Dio 2.0: eccezionalmente metafisico

Quando Simone Lippi mi ha telefonato per propormi una parte nella commedia che avrebbe diretto qualche mese dopo, io non ero molto convinto di accettare. Ero interessato a imparare a recitare, non ad andare in scena davvero! Rimanemmo d’accordo che mi avrebbe mandato il copione, e quando lo lessi me ne innamorai. E così ho iniziato le prove: il mio personaggio si chiama Cìrrosi (sì, come la malattia, ma con l’accento sulla i) ed è un informatico mezzo incapace che s’ingallisce quando vede una donna.

Inizialmente mi sentivo proprio negato. Al di là della memoria per le battute, che comunque sapevo che sarebbe stata un problema, non credevo di essere capace a livello interpretativo. Fa molta soddisfazione, adesso, vedere come io sia migliorato. Certo, niente di straordinario: nessuno mi darà l’Oscar – per fortuna, perché non ho pronto nessun discorsino – ma il mio personaggio era credibile, e questo è tantissimo!

Se si esclude la recita di quinta elementare, per me era la prima volta su un palco. Il che significa che un momento prima di entrare in scena stavo per disgregarmi dalla realtà e lasciare solo una vaga scia di ansia. Fortuna che tutto il gel che avevo nei capelli (e la lacca, e la schiuma, e un sacco di altre robe schifose) mi ha tenuto allo stato solido. Così ho fatto la mia parte e quando tutto è finito non potevo sentirmi più soddisfatto.

Domenica pomeriggio mi dispiaceva dover smontare tutto. In particolare, l’immagine del teatro deserto è una delle più desolanti che abbia mai visto. Su quelle poltroncine qualche ora prima c’erano tanti spettatori divertiti da una commedia brillante ed imprevedibile, di cui ogni personaggio diceva non possedere un finale. Ma si sa: il trucco per scrivere una buona commedia è cominciare dal finale. Basta trovare un finale ad effetto e poi si torna indietro, e si scrive il resto.





Playback Theatre

Uno spettacolo di playback theatre vede in scena diversi elementi: un conduttore, un musicista, qualche attore, e soprattutto il pubblico. E’ una forma di teatro sociale basata sull’improvvisazione, ma per le spiegazioni tecniche vi ho già segnalato il link di wikipedia dove potrete capire di che si tratta ed avere una visione sommaria di questo tipo di arte: in sostanza, gli spettatori che desiderano condividere una propria storia si fanno avanti e la raccontano; pochi secondi dopo, senza che nessuno si sia messo d’accordo, senza che nessuno abbia stilato nemmeno una riga di canovaccio, quella storia appena espressa viene rappresentata. 
Bene. Adesso so per certo che sarete tutti delusi e convintissimi che questo tipo di teatro non fa per voi, non vi piace, non lo trovate così emozionante e – anzi – pensate che la pubblicità che in questo momento io sto facendo sia immotivata e banale.
Bene. Sbagliate. Semplicemente perché è impossibile scrivere quello che è davvero il playback theatre senza averlo visto. Nessuno ci riuscirebbe, figuriamoci io (che per giunta ho il mal di schiena e stanotte ho dormito poco!).

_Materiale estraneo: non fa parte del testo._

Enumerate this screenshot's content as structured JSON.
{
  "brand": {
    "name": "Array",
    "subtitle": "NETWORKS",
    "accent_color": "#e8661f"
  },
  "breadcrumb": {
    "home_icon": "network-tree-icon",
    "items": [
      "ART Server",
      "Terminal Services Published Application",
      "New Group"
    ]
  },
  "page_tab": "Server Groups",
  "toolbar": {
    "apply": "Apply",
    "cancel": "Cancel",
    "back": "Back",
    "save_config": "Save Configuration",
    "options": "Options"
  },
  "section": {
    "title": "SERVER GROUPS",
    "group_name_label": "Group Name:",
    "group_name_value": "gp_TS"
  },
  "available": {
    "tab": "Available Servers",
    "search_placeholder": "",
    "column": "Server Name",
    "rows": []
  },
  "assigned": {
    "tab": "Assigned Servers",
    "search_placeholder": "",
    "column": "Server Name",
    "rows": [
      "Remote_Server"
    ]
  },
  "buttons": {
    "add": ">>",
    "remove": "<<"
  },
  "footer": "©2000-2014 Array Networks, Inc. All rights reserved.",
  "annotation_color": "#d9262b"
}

Ho frequentato un corso di playback theatre organizzato dalla Compagnia degli Empatheatre, ed è una delle più belle esperienze che mi sia mai capitato di fare. Essere lì, essere te, ed essere chi ti senti di essere: è una piccola bolla di libertà che per diversi mesi mi sono ritagliato ogni Lunedì sera. Stabilire un contatto con gli altri attori, ricercarne l’appoggio senza mettersi d’accordo a voce: basta uno sguardo, anzi, no!, basta essere accanto, anzi, no!, basta sentirsi, sentire che ci siamo. Non è possibile sbagliare, se ti fidi di te stesso e degli altri. E quello che ricevi è mostruosamente toccante. Non posso parlarne con troppa cognizione di causa: in fondo io ho solo partecipato ad un corso, ho dato il mio contributo a quello che al massimo può essere lo scheletro di uno spettacolo, ma non ho mai realmente partecipato a una vera e propria performance. Ma se rappresentare le storie dei miei compagni di corso è stato così emozionante, chissà quanto potrebbe esserlo interpretare le storie di persone sconosciute che ti vengono a vedere!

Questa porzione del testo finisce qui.